Structural Analysis of a Cytomegalovirus-encoded Chemokine

UC Ballroom

Transplantation represents the last resort for treatment of most end-organ diseases. A major problem for long term survival of transplant recipients is chronic rejection, a process that is driven largely by immunomodulatory proteins called chemokines. Infection with human cytomegalovirus (HCMV) accelerates chronic rejection, and this may be due in part to the ability of the virus to alter the expression of host chemokines. However, it has recently been appreciated that the HCMV gene UL128 encodes a protein that shares amino acid sequence features with a class of human chemokines. One hypothesis is that this virally encoded chemokine activity contributes to accelerated graft rejection.

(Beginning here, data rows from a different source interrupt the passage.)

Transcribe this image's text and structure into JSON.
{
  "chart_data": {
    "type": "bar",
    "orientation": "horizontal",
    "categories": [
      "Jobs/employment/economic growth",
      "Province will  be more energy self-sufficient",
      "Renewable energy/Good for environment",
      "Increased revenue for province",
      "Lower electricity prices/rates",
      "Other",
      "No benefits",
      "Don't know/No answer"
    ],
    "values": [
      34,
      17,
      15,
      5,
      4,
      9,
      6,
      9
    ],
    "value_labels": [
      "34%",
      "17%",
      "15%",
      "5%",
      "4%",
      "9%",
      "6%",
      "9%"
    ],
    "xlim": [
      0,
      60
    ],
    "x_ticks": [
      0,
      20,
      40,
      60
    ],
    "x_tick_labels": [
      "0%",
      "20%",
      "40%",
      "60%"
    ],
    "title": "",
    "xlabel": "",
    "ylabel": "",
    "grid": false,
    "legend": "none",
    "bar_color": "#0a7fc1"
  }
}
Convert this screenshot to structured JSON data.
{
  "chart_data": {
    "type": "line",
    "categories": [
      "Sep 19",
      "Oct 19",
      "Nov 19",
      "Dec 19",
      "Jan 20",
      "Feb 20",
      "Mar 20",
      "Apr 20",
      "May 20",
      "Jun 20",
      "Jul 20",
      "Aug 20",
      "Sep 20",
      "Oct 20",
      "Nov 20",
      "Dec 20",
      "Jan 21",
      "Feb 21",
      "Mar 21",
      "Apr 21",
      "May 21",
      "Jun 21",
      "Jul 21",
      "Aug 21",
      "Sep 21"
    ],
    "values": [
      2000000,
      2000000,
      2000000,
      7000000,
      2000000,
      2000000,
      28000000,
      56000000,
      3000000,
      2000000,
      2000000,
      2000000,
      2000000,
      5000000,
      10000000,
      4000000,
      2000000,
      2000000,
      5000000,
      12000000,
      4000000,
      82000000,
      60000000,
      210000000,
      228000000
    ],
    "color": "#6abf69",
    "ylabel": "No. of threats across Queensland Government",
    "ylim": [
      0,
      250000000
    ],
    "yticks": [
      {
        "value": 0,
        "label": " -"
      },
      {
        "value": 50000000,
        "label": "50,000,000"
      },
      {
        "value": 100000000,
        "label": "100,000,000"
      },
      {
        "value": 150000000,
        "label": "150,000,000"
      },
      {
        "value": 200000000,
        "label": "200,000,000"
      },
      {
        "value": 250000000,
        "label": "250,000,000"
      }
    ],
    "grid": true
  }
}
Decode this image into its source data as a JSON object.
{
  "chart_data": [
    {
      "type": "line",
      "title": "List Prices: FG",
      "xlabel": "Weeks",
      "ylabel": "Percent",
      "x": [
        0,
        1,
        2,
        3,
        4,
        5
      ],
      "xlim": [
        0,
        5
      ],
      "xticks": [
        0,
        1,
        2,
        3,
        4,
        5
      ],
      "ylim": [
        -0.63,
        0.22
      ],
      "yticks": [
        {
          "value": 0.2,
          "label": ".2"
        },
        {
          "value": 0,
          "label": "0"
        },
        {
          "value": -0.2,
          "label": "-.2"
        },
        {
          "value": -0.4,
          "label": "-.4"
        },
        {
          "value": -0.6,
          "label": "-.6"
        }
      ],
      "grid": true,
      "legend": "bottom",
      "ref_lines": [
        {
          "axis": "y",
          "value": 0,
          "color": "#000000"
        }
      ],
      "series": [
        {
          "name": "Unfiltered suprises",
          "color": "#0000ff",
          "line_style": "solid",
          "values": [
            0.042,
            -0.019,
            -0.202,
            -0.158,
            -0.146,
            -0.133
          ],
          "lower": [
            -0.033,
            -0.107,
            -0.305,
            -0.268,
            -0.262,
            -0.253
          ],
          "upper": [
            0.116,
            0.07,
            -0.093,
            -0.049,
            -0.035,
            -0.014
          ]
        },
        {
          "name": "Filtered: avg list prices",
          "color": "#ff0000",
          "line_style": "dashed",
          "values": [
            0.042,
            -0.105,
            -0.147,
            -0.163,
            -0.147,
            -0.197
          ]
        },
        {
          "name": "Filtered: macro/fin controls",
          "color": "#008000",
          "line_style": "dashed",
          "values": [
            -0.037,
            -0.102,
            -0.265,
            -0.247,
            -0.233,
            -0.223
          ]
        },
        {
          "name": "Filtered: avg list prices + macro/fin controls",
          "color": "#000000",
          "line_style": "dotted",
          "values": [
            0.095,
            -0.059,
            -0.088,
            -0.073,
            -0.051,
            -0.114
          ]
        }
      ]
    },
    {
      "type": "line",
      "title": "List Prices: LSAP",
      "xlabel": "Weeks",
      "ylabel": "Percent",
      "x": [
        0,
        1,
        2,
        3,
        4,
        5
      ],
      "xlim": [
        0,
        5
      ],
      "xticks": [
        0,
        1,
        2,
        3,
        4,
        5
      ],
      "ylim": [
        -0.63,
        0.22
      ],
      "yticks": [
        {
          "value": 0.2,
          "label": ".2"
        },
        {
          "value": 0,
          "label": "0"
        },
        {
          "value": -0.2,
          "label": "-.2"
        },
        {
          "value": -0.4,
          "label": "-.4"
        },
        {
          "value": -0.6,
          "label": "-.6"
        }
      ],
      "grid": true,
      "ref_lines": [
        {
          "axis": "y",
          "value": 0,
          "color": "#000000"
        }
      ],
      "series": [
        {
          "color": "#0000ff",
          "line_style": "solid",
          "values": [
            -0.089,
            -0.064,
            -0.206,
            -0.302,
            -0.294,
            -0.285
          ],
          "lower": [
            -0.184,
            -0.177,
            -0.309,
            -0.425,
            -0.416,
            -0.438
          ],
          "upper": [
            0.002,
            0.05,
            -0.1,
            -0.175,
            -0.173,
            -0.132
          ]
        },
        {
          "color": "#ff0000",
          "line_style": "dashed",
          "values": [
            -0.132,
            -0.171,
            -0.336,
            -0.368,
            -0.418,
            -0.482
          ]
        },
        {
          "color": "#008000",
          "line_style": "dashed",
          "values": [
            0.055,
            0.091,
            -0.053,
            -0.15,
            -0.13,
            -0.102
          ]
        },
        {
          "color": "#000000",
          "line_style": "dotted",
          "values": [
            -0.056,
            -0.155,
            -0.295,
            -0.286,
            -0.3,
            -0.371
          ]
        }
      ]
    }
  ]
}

In support of this hypothesis, the rat CMV homologue, r129 has been shown to have chemokine activity. Both UL128 and r129 are larger than typical host chemokines, with extended C-terminal sequences that may relate to other functions of these proteins. It is clear that the UL128 protein also plays a role in determining tropism of the virus by facilitating entry into specific cell types. This leads to the hypothesis that the chemokine and entry functions of UL128 reside on separate domains. The goal of the proposed studies is to generate methods and reagents to conduct structural analyses of r129 and UL128. Detailed structural understanding of these proteins will allow for formulation of testable hypotheses regarding the functions of these proteins, as well as the design of mutants for use in studies of HCMV-related pathologies.